Personal tools

A reduction-capable AXI XBAR for fast M-to-1 communication (1M)

From iis-projects

Revision as of 14:06, 12 May 2023 by Colluca (talk | contribs) (Stretch goals)
Jump to: navigation, search


Overview

Status: Available

Introduction

Figure 1: A block diagram of the Occamy chip architecture

To realize the performance potential of many-core architectures, efficient and scalable on-chip communication is required [1]. Collective communication lies on the critical path for many applications; the criticality of such communication is evident in the dedicated collective and barrier networks employed in several supercomputers, such as Summit [2], NYU Ultracomputer, Cray T3D and Blue Gene/L. Likewise, many-core architectures would benefit from hardware support for collective communications but may not be able to afford separate, dedicated networks due to routing and area costs. For this reason, several papers in literature explored the integration of collective communication support directly into the existing NoC [1, 3].

Collective communication operations are said to be "rooted" (or "asymmetric") when a specific node (the root) is either the sole origin (or producer) of data to be redistributed or the sole destination (or consumer) of data or results contributed by the nodes involved in the communication. Conversely, in "non-rooted" (or "symmetric") operations all nodes contribute and receive data. [7]

Our focus is on rooted operations where the root node exchanges a single datum, i.e. multicast (when the root is a producer) and reduction (when the root is a consumer) operations.

In another work, we explored the cost of integrating multicast support directly into the interconnect of a shared-memory many-core system called Occamy [4]. In Occamy, 216+1 cores and their tightly-coupled data memories are interconnected by a hierarchy of AXI XBARs [5] in a partitioned global address space (PGAS). Each AXI XBAR interconnects a set of AXI masters with a set of AXI slaves, enabling unicast communication between any master and any slave. Our work involved extending the AXI XBAR to multicast transactions from an AXI master to multiple AXI slaves.

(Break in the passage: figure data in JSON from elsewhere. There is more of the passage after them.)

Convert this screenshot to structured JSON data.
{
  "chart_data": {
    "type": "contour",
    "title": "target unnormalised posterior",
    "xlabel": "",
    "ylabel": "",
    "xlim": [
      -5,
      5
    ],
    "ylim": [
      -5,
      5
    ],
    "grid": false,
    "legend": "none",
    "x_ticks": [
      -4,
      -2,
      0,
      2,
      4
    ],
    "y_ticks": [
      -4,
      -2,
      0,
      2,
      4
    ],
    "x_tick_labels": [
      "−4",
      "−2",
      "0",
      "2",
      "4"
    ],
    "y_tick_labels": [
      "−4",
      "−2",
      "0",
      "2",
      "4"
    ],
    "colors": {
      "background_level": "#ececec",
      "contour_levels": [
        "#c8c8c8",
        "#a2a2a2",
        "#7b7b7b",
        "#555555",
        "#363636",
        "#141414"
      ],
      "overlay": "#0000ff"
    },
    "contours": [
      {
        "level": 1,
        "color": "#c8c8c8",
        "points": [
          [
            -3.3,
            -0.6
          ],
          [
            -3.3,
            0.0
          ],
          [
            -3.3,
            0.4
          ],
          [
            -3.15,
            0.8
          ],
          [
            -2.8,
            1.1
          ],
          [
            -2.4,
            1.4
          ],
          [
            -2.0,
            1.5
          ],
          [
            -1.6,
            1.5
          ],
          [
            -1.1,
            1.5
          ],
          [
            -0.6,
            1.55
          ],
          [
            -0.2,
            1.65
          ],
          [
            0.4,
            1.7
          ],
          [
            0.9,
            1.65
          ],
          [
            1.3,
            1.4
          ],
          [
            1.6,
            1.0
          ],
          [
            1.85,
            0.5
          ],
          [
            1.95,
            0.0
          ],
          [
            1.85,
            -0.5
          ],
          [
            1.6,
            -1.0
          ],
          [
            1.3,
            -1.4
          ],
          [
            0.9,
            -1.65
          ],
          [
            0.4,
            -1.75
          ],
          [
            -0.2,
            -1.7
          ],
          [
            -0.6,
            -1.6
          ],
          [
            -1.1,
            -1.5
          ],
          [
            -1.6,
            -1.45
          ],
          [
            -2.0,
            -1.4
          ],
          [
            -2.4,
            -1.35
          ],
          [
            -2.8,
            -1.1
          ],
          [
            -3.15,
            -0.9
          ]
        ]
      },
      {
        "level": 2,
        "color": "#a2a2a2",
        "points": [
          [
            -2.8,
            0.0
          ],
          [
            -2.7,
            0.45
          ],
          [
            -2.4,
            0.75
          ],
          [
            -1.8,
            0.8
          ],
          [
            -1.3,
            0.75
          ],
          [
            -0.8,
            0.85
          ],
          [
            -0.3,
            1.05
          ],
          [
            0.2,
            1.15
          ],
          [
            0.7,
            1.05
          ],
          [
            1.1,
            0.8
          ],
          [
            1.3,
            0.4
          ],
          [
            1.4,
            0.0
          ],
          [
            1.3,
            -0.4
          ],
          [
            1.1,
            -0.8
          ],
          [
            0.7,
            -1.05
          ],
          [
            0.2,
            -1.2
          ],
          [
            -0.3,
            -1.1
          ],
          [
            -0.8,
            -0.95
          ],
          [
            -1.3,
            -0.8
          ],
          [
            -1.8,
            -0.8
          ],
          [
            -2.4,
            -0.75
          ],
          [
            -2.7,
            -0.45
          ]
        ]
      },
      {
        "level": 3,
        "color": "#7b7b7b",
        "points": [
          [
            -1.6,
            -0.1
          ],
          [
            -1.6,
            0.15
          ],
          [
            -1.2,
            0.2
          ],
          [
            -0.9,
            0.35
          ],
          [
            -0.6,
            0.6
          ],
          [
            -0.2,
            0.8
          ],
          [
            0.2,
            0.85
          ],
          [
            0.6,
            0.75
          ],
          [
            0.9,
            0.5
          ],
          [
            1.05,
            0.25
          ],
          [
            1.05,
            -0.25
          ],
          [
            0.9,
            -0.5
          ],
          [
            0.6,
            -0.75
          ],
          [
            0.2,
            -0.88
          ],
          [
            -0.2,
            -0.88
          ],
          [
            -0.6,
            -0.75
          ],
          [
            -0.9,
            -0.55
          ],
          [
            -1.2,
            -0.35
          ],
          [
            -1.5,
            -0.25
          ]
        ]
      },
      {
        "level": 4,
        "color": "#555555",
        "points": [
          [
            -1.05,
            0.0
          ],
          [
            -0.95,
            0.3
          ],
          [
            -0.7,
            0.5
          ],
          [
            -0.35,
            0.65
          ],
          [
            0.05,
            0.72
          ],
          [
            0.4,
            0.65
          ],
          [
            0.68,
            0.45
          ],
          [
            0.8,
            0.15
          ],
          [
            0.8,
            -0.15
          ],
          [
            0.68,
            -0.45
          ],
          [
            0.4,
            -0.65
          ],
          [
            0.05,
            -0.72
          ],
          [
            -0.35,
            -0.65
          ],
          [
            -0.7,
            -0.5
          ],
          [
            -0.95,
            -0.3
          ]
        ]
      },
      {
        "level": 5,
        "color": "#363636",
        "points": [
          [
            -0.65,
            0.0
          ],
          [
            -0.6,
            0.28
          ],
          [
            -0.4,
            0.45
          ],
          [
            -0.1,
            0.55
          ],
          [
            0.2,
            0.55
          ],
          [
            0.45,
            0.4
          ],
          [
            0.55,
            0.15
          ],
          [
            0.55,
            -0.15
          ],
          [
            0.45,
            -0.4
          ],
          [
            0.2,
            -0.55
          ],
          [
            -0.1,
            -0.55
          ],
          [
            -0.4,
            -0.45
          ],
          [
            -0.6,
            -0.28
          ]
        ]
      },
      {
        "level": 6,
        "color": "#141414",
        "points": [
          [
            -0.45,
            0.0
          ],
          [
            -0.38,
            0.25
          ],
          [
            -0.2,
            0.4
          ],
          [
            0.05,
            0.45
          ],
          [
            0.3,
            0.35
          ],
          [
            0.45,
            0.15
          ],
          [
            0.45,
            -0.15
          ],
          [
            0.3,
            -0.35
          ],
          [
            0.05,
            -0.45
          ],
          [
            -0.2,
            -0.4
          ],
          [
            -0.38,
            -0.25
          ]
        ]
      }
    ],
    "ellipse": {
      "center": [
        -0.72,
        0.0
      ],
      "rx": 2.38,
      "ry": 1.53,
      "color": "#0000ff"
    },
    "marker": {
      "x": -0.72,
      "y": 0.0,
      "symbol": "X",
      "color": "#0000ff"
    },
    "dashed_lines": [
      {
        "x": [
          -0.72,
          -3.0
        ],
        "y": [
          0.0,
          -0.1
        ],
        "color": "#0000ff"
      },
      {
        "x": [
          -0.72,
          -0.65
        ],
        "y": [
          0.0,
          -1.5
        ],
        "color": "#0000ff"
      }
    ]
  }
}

Reduction operations are widespread in parallel numerical applications. Reductions are also found in barrier synchronization operations, which are at the core of the BSP programming model [6], and in cache coherency protocols [1].

Project description

Figure 2: A block diagram of the AXI XBAR IP

Opposed to multicast (or 1-to-M communication), in this thesis you will explore the cost of integrating reduction operations (or M-to-1 communication) in the AXI XBAR.

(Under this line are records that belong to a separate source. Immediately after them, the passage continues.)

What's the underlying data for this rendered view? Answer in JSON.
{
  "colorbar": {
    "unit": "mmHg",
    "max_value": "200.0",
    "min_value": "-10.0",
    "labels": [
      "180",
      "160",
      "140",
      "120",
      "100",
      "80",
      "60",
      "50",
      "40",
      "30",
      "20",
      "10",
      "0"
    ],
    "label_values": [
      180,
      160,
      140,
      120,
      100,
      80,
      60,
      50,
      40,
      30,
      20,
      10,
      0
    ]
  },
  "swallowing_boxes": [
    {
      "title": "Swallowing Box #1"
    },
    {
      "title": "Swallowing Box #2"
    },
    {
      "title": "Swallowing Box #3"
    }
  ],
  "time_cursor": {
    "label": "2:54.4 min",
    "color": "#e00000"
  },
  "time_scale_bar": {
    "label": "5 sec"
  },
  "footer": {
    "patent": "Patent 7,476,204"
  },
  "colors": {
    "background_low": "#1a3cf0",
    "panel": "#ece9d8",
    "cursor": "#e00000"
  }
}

A block diagram of the AXI XBAR is shown in figure 2. The XBAR provides the connectivity to route read and write requests from every master (connected to a slave port of the XBAR) to every slave (connected to a master port of the XBAR). Responses from the slaves are arbitrated and returned to the requesting masters. In our multicast work, we extended the XBAR to forward write transactions concurrently to multiple slaves. This allows us to improve the bandwidth of the XBAR for 1-to-many communication. This extension is useful in scenarios where multiple (consumer) cores all need the same data produced by another (producer) core. To make use of our extension, the producer would have to initiate this data exchange. Alternatively, the same scenario could see the consumer cores requesting the data from the producer core. Despite achieving the same goal, this communication scheme would better be called many-from-1. The difference between the 1-to-many and many-from-1 schemes lies in the agent which initiates the communication, respectively the producer or the consumers of the data being communicated. Albeit reduction operations are traditionally known as many-to-1 communication, with a similar argument we could envision the possibility to carry out a reduction both with a many-to-1 and a 1-from-many scheme. In the first case, the operation would be initiated by the producers of the vector to be reduced. In the second case, it would be initiated by the consumer of the reduced data. In the many-to-1 case, the producers (masters) would issue write requests which are merged in the XBAR (the reduction occurs at this point) before being forwarded to the consumer (slave). The response would then be multicasted back to the producers. In the 1-from-many case, the consumer (master) would issue a read request which the XBAR multicasts to the producers (slaves). The responses would then be merged at the XBAR (the reduction occurs at this point) and a single response returned to the consumer.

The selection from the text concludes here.